「さぎ師たちの空」(那須正幹)

さぎ師たちの空 (心にのこる文学)

さぎ師たちの空 (心にのこる文学)

 詐欺師が活躍するピカレスク小説で、那須作品の中でも娯楽性の高さは抜きん出ています。
 主人公は広島の不良中学生太一。不良グループの金を盗んで大阪に出てきたところを、偽警官にだまされ有り金すべて奪われてしまいます。これが太一と詐欺師アンポさんの出会いでした。ところがふたりはラーメン屋であっけなく再会します。太一は金がないので因縁をつけて食い逃げしようとしますが、店員にばれてたたきのめされます。そこをアンポさんに助けられて、太一は詐欺師に仲間入りすることになります。
 なんといってもおもしろいのアンポさんのキャラクターです。
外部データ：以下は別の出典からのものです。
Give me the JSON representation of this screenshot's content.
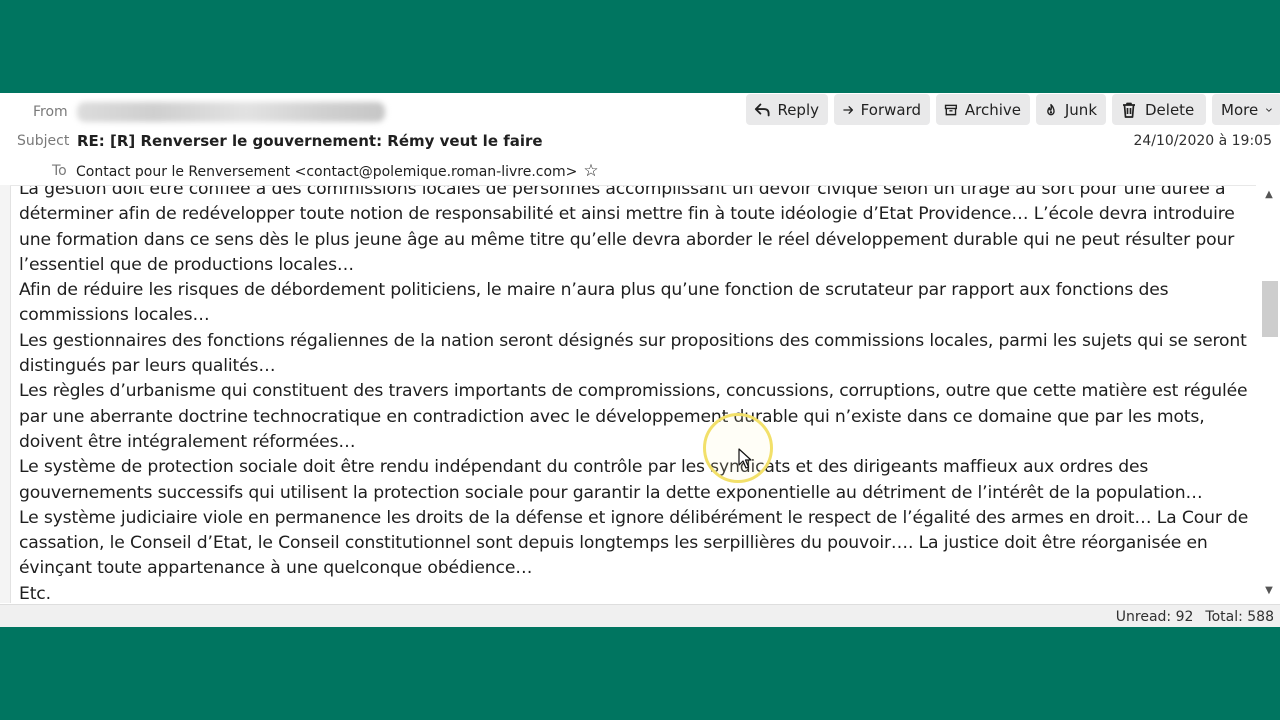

腕のいい詐欺師で大阪のガラの悪さになじんでいる彼ですが、実は東大出のインテリで安保闘争に関わっていたという噂もあり、つかみどころがありません。彼は町の人間を集めて「共産党宣言」をテキストに勉強会を開いています。しかしその内容はでたらめもいいところ。平家の旗は赤旗だから平清盛共産主義者で、清盛の孫の安徳天皇が大陸に逃げ延びてその子孫のレーニンが革命を成し遂げたなどと、右からも左からも怒られそうなことを放言しています。アンポさんの姿は虚実入り乱れており、どこに実体があるのかつかみかねます。
 彼のしかける詐欺も役者と舞台装置を揃えた演劇のようなもので、現実の中に虚構世界を作り上げます。しかしそこで繰り広げられる人間の欲望劇は本物です。
 やがてアンポさんは詐欺に失敗して負傷し、太一は最後は学校に戻ることになります。虚実入り乱れた世界でいろんな経験を積んだ子供がとりあえず現実に戻る結末にほっとさせられます。